Pesach Prep

The Pesach cook must also be part plumber… and magician… and archivist.

Magician to prepare an entire week’s worth of meals from scratch. Even the most accomplished chef sometimes reaches for the Trader Joe’s crunchy tilapia. But not this week.

Archivist because the seder wouldn’t be the same without the exact apple kugel we eat every year. And three kinds of charoset. And one green vegetable. And apricot squares. How many preschool afikomen holders can one family use? How many cups for Elijah? How many decorative seder plates? We have them all, ready to adorn the seder table yet again.

Plumber for when the cook (that would be me) stuffs too many carrot peels down the garbage disposal. You know how the water makes a whirlpool in the sink but doesn’t go anywhere?I have been down this road before. Usually it’s because of green beans. I am an impatient sink stuffer. I know I should compost more. It’s just that the compost bucket is upstairs, and I was cooking in the basement. And, well, you know how it is when you’re preparing three dishes at once – peeling onions and cracking eggs and slicing apples and throwing all the bits and pieces in the sink.

And then you finally flip the disposal switch, and everything’s going great … until it’s not.

Step one: Wait and hope.

Step two: Turn on the disposal again.

Step three: Sink plunger.

Step four (and WHY must we always get to step four???) Unscrew the PVC pipes under the sink. Don’t forget to put a bucket or a soup pot under there. The water does eventually have to go somewhere.

After much mopping and twisting and panicked searching for a missing piece of pipe, I got the sink under control. The carrot dish was in the oven; I was cleaning up. And I got to thinking about my Aunt Debbie and the time we cooked together in my basement kitchen.

I had wanted a Pesach kitchen for most of my adult life. Of all the things I have wished for, this is the one that has exceeded my dreams. I can start cooking two weeks before Passover; I can leave the sink full of dishes; I can store all my holiday pots and pans in the cupboards instead of lugging them up and down the stairs. For a person who takes “Kosher for Passover” pretty darn seriously, a spare kitchen is an unthinkable luxury. In general, I am pretty low on luxury, but this room is one indulgence I never regret.

The year my aunt and I cooked together, the kitchen didn’t have a tile floor; the ceiling wasn’t finished; but the counters were in, and all the appliances worked.  She baked for three days from handwritten recipes she’d carried with her from Florida. I’m fairly certain apple kugel was on the menu.

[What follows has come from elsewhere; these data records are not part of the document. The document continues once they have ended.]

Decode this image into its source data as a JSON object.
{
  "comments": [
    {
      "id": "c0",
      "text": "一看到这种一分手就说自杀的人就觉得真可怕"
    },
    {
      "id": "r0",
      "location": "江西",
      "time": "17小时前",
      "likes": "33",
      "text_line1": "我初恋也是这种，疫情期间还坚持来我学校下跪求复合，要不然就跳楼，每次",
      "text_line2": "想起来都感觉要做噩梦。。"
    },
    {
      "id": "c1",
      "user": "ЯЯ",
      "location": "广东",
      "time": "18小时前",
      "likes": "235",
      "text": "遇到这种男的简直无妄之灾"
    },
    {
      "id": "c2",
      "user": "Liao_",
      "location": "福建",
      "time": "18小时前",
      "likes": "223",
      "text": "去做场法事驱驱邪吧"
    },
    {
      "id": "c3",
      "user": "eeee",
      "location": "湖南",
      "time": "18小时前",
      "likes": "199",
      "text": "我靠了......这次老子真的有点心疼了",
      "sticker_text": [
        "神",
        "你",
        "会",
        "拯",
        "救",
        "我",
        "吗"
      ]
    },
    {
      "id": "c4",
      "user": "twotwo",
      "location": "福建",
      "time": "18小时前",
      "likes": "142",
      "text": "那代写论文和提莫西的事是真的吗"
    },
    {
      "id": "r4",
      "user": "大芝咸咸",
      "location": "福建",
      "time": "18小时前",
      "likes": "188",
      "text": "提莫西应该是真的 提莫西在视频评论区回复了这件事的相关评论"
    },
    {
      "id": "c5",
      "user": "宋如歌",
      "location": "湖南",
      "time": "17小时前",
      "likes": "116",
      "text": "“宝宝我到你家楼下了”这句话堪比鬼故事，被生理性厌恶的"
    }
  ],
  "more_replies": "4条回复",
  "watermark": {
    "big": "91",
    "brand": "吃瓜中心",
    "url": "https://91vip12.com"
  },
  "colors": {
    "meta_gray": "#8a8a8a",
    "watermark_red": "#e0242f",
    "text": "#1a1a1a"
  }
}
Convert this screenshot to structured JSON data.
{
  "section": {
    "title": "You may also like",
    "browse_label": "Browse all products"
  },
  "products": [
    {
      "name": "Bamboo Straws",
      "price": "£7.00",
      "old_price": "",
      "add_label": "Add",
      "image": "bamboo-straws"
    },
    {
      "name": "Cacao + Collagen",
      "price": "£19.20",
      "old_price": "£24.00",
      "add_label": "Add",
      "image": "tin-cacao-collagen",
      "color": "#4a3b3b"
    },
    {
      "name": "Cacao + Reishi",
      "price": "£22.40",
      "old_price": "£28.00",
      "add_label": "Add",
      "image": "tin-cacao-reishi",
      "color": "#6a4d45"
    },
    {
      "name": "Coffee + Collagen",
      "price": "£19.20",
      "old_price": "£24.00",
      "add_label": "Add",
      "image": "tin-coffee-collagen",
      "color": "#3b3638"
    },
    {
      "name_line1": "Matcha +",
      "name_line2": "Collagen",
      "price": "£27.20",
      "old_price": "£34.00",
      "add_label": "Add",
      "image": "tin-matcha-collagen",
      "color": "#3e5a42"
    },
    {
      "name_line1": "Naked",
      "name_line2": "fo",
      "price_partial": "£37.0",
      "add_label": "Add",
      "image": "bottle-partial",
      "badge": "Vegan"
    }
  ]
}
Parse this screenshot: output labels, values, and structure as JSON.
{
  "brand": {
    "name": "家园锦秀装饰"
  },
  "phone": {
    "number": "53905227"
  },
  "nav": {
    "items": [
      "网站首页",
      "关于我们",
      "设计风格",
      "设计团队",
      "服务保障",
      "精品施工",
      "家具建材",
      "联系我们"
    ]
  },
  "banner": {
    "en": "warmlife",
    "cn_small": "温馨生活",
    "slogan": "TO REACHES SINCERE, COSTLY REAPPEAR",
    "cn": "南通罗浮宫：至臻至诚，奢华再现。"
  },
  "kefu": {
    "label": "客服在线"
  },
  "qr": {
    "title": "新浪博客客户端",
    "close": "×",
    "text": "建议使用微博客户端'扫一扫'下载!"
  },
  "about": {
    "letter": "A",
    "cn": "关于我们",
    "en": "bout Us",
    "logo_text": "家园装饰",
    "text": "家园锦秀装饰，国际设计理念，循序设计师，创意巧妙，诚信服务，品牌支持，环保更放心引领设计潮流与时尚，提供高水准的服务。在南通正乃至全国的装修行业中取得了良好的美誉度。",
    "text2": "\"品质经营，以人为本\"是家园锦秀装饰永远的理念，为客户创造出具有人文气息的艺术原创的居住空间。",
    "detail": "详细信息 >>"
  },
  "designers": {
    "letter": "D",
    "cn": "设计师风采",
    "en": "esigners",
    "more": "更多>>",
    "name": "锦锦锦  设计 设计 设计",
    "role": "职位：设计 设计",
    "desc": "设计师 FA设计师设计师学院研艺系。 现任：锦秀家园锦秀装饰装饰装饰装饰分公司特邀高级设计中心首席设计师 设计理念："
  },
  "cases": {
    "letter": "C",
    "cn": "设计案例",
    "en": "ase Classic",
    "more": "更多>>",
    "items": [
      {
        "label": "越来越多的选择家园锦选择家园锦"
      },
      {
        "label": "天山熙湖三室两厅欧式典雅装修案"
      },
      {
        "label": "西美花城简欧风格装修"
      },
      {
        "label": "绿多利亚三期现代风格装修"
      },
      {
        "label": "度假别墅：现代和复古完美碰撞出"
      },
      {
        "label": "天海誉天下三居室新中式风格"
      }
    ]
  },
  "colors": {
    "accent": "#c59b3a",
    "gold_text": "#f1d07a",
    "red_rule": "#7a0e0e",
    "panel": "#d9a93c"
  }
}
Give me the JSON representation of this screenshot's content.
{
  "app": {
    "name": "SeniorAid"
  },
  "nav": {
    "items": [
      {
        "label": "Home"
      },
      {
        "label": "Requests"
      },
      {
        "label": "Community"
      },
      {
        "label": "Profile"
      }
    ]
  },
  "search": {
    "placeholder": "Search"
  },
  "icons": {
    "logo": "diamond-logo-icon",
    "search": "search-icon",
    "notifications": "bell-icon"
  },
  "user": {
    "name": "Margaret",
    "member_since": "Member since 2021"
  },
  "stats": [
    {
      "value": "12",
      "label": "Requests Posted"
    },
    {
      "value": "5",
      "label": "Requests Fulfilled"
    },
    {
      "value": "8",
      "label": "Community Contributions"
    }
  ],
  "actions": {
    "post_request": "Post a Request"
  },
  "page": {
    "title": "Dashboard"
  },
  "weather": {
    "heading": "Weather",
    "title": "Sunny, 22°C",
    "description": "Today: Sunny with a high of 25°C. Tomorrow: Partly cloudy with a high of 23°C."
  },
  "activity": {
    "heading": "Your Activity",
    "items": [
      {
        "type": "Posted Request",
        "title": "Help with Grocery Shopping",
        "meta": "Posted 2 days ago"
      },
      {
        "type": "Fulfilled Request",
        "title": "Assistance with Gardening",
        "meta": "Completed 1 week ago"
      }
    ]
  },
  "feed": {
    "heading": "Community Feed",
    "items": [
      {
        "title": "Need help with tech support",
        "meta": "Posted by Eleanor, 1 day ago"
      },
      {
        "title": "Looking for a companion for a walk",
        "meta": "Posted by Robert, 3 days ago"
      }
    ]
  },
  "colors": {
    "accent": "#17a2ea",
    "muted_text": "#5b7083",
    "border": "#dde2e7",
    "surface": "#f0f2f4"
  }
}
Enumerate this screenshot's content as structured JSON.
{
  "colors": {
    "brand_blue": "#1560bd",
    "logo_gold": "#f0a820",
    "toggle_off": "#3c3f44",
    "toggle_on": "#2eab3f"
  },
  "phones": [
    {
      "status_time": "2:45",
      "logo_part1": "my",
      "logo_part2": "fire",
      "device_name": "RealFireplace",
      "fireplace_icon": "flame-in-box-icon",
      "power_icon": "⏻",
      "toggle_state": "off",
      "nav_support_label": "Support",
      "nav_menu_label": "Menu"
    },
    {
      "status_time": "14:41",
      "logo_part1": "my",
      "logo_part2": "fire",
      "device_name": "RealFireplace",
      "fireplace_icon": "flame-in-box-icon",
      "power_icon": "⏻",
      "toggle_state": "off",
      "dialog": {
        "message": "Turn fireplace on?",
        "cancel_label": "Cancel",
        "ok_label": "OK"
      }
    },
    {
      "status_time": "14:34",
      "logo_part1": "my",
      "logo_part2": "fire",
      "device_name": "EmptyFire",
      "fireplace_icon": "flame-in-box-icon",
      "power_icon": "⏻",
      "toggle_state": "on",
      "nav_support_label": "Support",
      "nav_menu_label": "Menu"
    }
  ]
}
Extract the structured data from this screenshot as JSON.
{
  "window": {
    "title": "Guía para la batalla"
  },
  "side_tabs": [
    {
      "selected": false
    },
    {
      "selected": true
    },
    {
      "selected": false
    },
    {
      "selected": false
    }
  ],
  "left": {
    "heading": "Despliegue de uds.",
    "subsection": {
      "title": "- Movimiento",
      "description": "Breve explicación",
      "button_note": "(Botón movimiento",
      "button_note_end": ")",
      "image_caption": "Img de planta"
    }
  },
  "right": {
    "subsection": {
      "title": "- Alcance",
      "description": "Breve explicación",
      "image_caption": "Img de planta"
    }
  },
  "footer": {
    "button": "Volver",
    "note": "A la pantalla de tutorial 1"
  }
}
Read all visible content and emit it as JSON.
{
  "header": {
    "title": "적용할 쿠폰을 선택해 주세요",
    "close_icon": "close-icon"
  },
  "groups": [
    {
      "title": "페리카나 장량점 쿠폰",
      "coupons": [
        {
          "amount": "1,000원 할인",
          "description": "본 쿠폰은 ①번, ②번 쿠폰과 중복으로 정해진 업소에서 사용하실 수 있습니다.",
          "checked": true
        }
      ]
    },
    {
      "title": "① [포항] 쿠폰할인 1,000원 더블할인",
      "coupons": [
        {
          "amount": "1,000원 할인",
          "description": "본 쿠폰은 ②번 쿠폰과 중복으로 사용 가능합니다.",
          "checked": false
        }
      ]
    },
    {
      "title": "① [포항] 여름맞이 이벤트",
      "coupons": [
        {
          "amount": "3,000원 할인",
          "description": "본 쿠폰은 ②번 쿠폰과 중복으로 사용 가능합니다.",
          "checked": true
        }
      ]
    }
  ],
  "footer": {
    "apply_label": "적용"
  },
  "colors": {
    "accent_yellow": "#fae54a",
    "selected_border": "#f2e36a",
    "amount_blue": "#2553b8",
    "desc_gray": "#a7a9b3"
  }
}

We only cooked for Pesach together that one time. There were too many reasons why not in the years that followed. And then her health declined, and travel became too challenging.

My aunt died almost a year ago, and I miss her. She gave me my first taste of herbal tea – Celestial Seasonings cinnamon apple – and told me I was beautiful even when I didn’t feel it. She took me shopping and out for lunch – salads and black bean soup and usually dessert. We walked barefoot along Clearwater Beach, where I once found an intact sand dollar.

I doubt she ever fixed her own sink. But magician and archivist?

Most certainly yes.


5 thoughts on “Pesach Prep

  1. Loved this! A Pesach kitchen, wow! It makes a lot of sense, actually, and I’m not even observant! I love how you mix preparing food with memories of loved ones. I will share with you what my plumber shared with me: Don’t actually use your disposal for anything significant. They’re really just made for tiny shreds of food, not big chunks of anything. Enjoy the holiday.